O estado da Nação.
Se há coisa que demonstra bem o estado a que este país chegou é esta revelação da troca de e-mails entre Sua Excelência, o Senhor Ministro da Educação, e Sua Excelência, o Senhor Secretário de Estado da Juventude e Desportos. Descontamos a zanga de comadres que está na base da divulgação destes e-mails. Está em causa algo de muito mais profundo: a forma como neste país se compõem os gabinetes dos Ministros e dos Secretários de Estado e as relações entre eles.
Ficámos assim a saber que os Secretários de Estado são impostos aos Ministros pelo Primeiro-Ministro, não sendo aqueles livres de escolher a equipa do seu Ministério. É natural assim que os Ministros vejam com maus olhos estes "ajudantes de Ministros", na imortal expressão de Cavaco Silva. Mas há uma forma de os controlar: é intervir na escolha dos membros do seu gabinete. Assim, no governo de Portugal, um Secretário de Estado não tem sequer autonomia para escolher o seu chefe de gabinete, que lhe é imposto pelo Ministro, e por isso até passa mais tempo no gabinete do Ministro do que no gabinete do seu Secretário de Estado, que por acaso até chefia. Mas o Ministro, que por acaso até é independente, também escolhe o referido chefe de gabinete do Secretário de Estado, pedindo indicações ao partido, não sendo assim de estranhar que lhe tenha saído na rifa alguém que nem sequer tinha as licenciaturas apregoadas.
Daqui resulta que as relações entre Sua Excelência, o Senhor Ministro, e Sua Excelência, o Senhor Secretário de Estado, sejam um mimo. Sua Excelência, o Senhor Ministro, dirige um e-mail a Sua Excelência, o Senhor Secretário de Estado, tratando-o por "João", perguntando-lhe sobre as férias que teria autorizado em relação a um membro do seu gabinete, e transmitindo-lhe uma ordem relativamente aos outros membros do seu gabinete. E Sua Excelência, o Senhor Secretário de Estado, tem que pedir autorização a Sua Excelência, o Senhor Ministro, para demitir o seu próprio chefe de gabinete. Cabe perguntar afinal qual a razão por que alguém aceita assumir uma Secretaria de Estado nessas condições.

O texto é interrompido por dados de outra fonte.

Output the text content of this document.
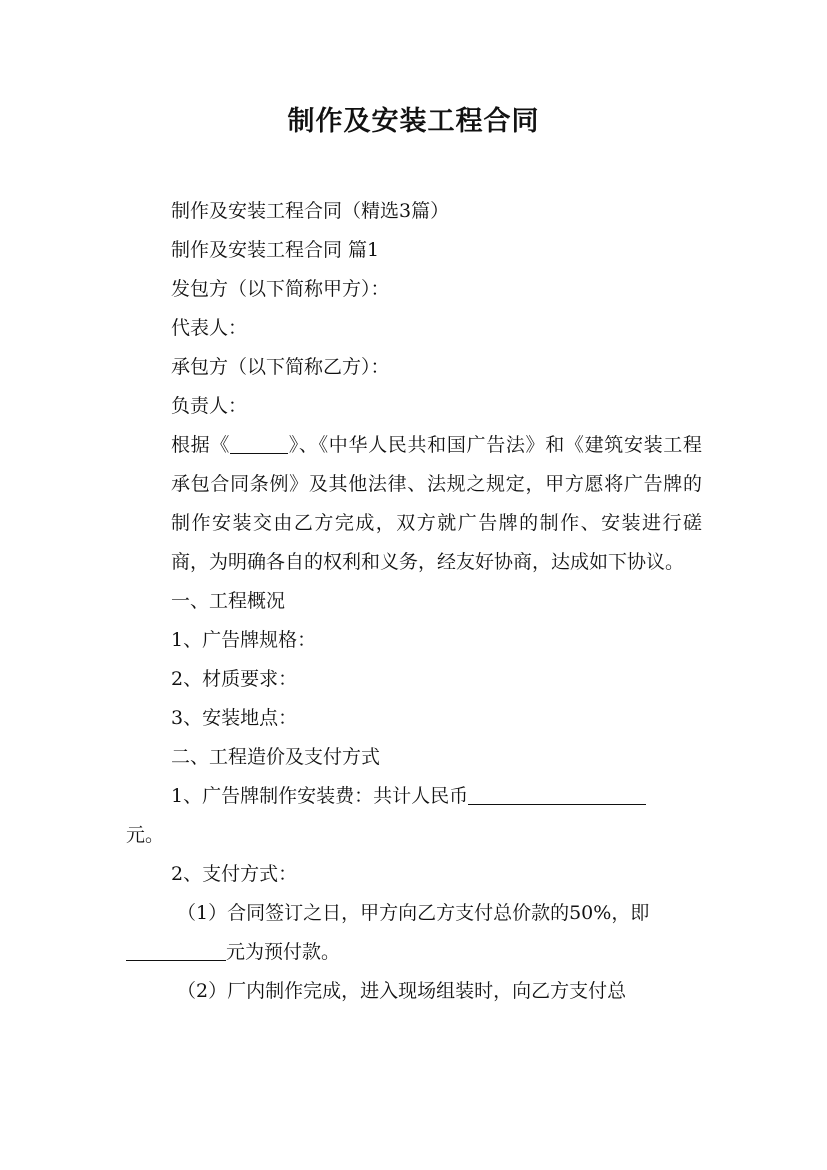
制作及安装工程合同

制作及安装工程合同（精选3篇）

制作及安装工程合同 篇1

发包方（以下简称甲方）：

代表人：

承包方（以下简称乙方）：

负责人：

根据《	》、《中华人民共和国广告法》和《建筑安装工程承包合同条例》及其他法律、法规之规定，甲方愿将广告牌的制作安装交由乙方完成，双方就广告牌的制作、安装进行磋商，为明确各自的权利和义务，经友好协商，达成如下协议。

一、工程概况

1、广告牌规格：

2、材质要求：

3、安装地点：

二、工程造价及支付方式

1、广告牌制作安装费：共计人民币

元。

2、支付方式：

（1）合同签订之日，甲方向乙方支付总价款的50%，即

元为预付款。

（2）厂内制作完成，进入现场组装时，向乙方支付总
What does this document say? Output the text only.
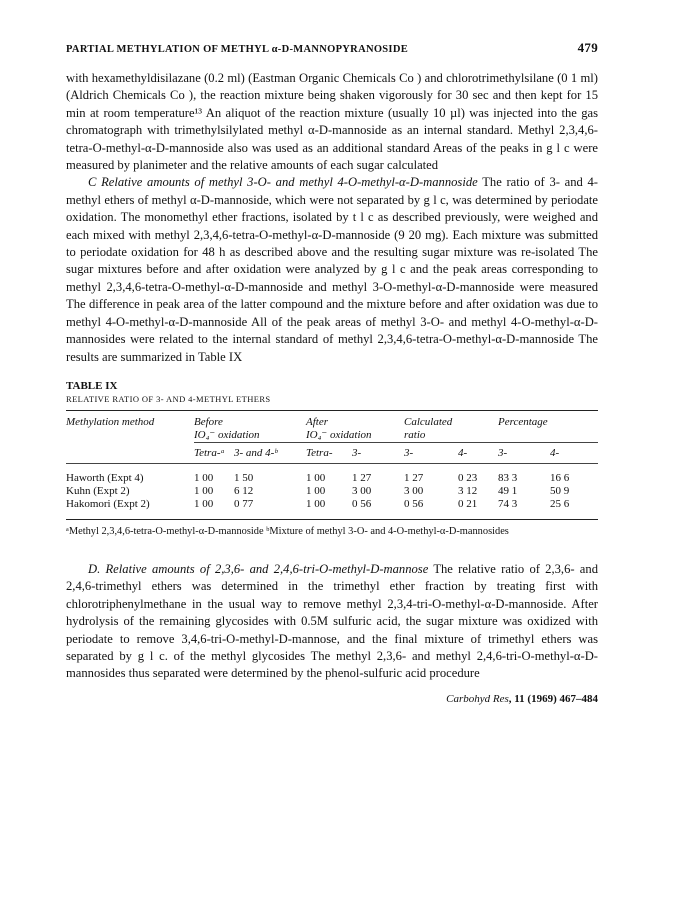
PARTIAL METHYLATION OF METHYL α-D-MANNOPYRANOSIDE	479

with hexamethyldisilazane (0.2 ml) (Eastman Organic Chemicals Co ) and chlorotrimethylsilane (0 1 ml) (Aldrich Chemicals Co ), the reaction mixture being shaken vigorously for 30 sec and then kept for 15 min at room temperature¹³ An aliquot of the reaction mixture (usually 10 µl) was injected into the gas chromatograph with trimethylsilylated methyl α-D-mannoside as an internal standard. Methyl 2,3,4,6-tetra-O-methyl-α-D-mannoside also was used as an additional standard Areas of the peaks in g l c were measured by planimeter and the relative amounts of each sugar calculated

C Relative amounts of methyl 3-O- and methyl 4-O-methyl-α-D-mannoside The ratio of 3- and 4-methyl ethers of methyl α-D-mannoside, which were not separated by g l c, was determined by periodate oxidation. The monomethyl ether fractions, isolated by t l c as described previously, were weighed and each mixed with methyl 2,3,4,6-tetra-O-methyl-α-D-mannoside (9 20 mg). Each mixture was submitted to periodate oxidation for 48 h as described above and the resulting sugar mixture was re-isolated The sugar mixtures before and after oxidation were analyzed by g l c and the peak areas corresponding to methyl 2,3,4,6-tetra-O-methyl-α-D-mannoside and methyl 3-O-methyl-α-D-mannoside were measured The difference in peak area of the latter compound and the mixture before and after oxidation was due to methyl 4-O-methyl-α-D-mannoside All of the peak areas of methyl 3-O- and methyl 4-O-methyl-α-D-mannosides were related to the internal standard of methyl 2,3,4,6-tetra-O-methyl-α-D-mannoside The results are summarized in Table IX

TABLE IX
RELATIVE RATIO OF 3- AND 4-METHYL ETHERS
Methylation method	Before
IO₄⁻ oxidation		After
IO₄⁻ oxidation		Calculated
ratio		Percentage	
	Tetra-ᵃ	3- and 4-ᵇ	Tetra-	3-	3-	4-	3-	4-
Haworth (Expt 4)	1 00	1 50	1 00	1 27	1 27	0 23	83 3	16 6
Kuhn (Expt 2)	1 00	6 12	1 00	3 00	3 00	3 12	49 1	50 9
Hakomori (Expt 2)	1 00	0 77	1 00	0 56	0 56	0 21	74 3	25 6
ᵃMethyl 2,3,4,6-tetra-O-methyl-α-D-mannoside ᵇMixture of methyl 3-O- and 4-O-methyl-α-D-mannosides

D. Relative amounts of 2,3,6- and 2,4,6-tri-O-methyl-D-mannose The relative ratio of 2,3,6- and 2,4,6-trimethyl ethers was determined in the trimethyl ether fraction by treating first with chlorotriphenylmethane in the usual way to remove methyl 2,3,4-tri-O-methyl-α-D-mannoside. After hydrolysis of the remaining glycosides with 0.5M sulfuric acid, the sugar mixture was oxidized with periodate to remove 3,4,6-tri-O-methyl-D-mannose, and the final mixture of trimethyl ethers was separated by g l c. of the methyl glycosides The methyl 2,3,6- and methyl 2,4,6-tri-O-methyl-α-D-mannosides thus separated were determined by the phenol-sulfuric acid procedure

Carbohyd Res, 11 (1969) 467–484
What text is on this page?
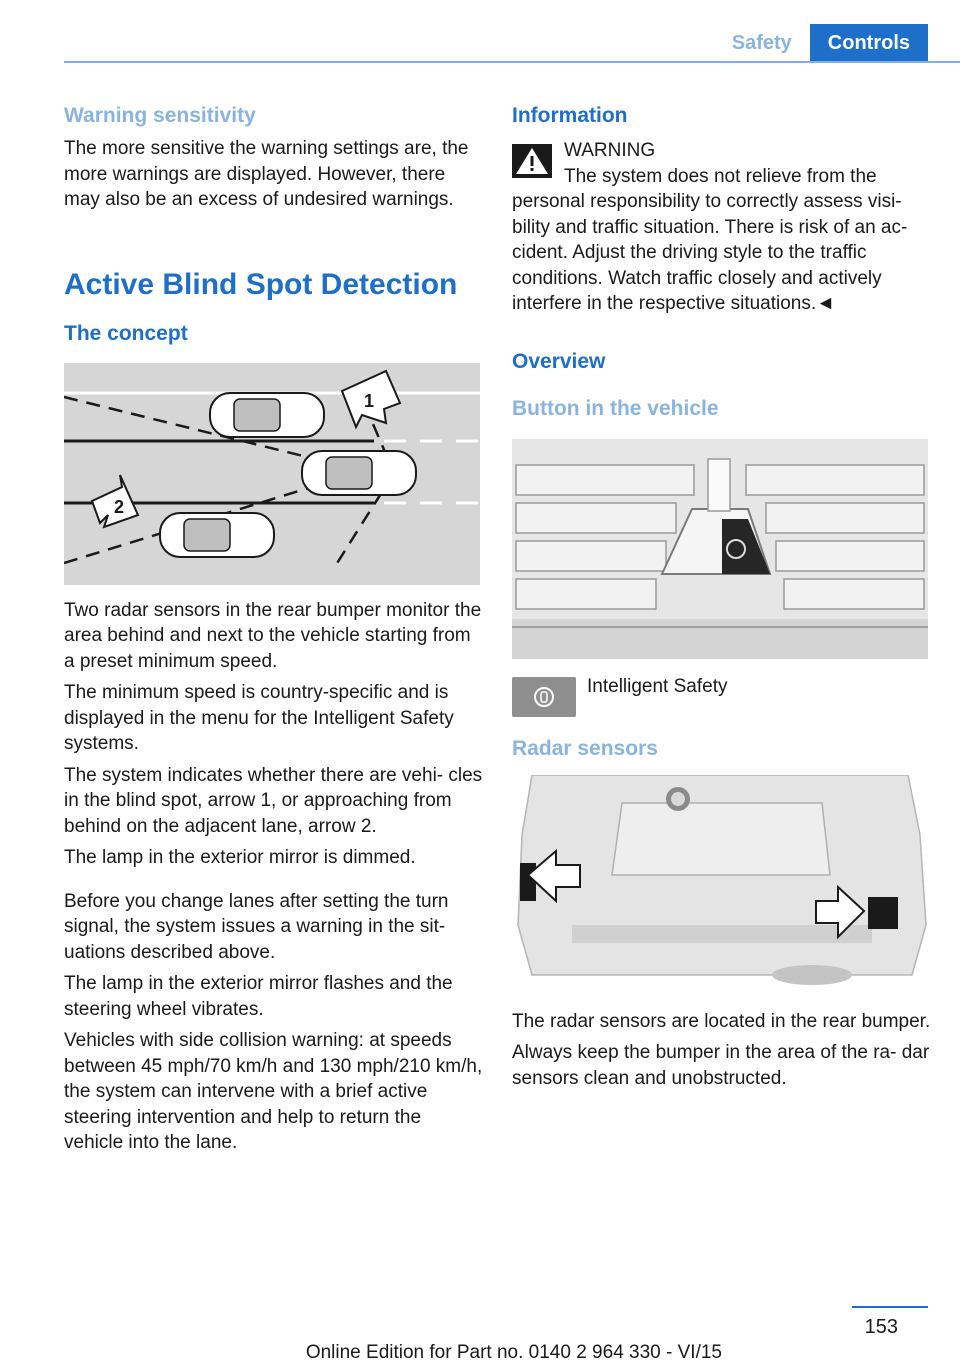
Safety	Controls
Warning sensitivity

The more sensitive the warning settings are, the more warnings are displayed. However, there may also be an excess of undesired warnings.

Active Blind Spot Detection
The concept
1
2

Two radar sensors in the rear bumper monitor the area behind and next to the vehicle starting from a preset minimum speed.

The minimum speed is country-specific and is displayed in the menu for the Intelligent Safety systems.

The system indicates whether there are vehi‐ cles in the blind spot, arrow 1, or approaching from behind on the adjacent lane, arrow 2.

The lamp in the exterior mirror is dimmed.

Before you change lanes after setting the turn signal, the system issues a warning in the sit‐ uations described above.

The lamp in the exterior mirror flashes and the steering wheel vibrates.

Vehicles with side collision warning: at speeds between 45 mph/70 km/h and 130 mph/210 km/h, the system can intervene with a brief active steering intervention and help to return the vehicle into the lane.

Information

WARNING

The system does not relieve from the

personal responsibility to correctly assess visi‐ bility and traffic situation. There is risk of an ac‐ cident. Adjust the driving style to the traffic conditions. Watch traffic closely and actively interfere in the respective situations.◄

Overview
Button in the vehicle

Intelligent Safety

Radar sensors

The radar sensors are located in the rear bumper.

Always keep the bumper in the area of the ra‐ dar sensors clean and unobstructed.

153
Online Edition for Part no. 0140 2 964 330 - VI/15
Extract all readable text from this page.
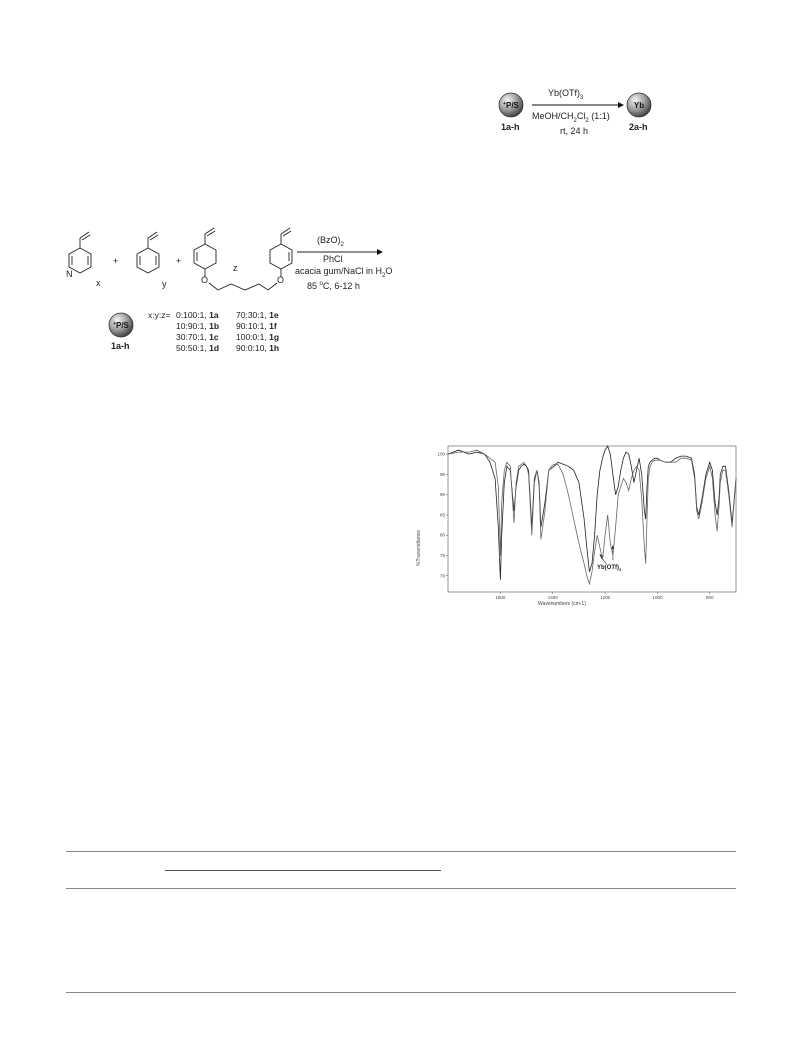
+P/S	Yb
$Yb(OTf)_3$
MeOH/$CH_2Cl_2$ (1:1)
rt, 24 h
1a-h	2a-h
+P/S
N
x
+
y
+
O	O
z
$(BzO)_2$
PhCl
acacia gum/NaCl in $H_2O$
85 $^o$C, 6-12 h
1a-h
x:y:z= 0:100:1, 1a
10:90:1, 1b
30:70:1, 1c
50:50:1, 1d
70:30:1, 1e
90:10:1, 1f
100:0:1, 1g
90:0:10, 1h
1600	1400	1200	1000	800
100
95
90
85
80
75
70
%Transmittance
Wavenumbers (cm-1)
$Yb(OTf)_3$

E quanto às qualificações para os cargos no Ministério da Educação, estamos conversados. O chefe de gabinete não tinha as licenciaturas apregoadas, mas o Ministro da Educação, que pelos vistos até desconhece o currículo das pessoas que chama para o gabinete do seu Secretário de Estado, consegue escrever um e-mail com a expressão "a cônjuge". De facto, continua muito actual o que Eça de Queiroz escreveu na sua obra Os Maias sobre os oficiais superiores da Instrução Pública.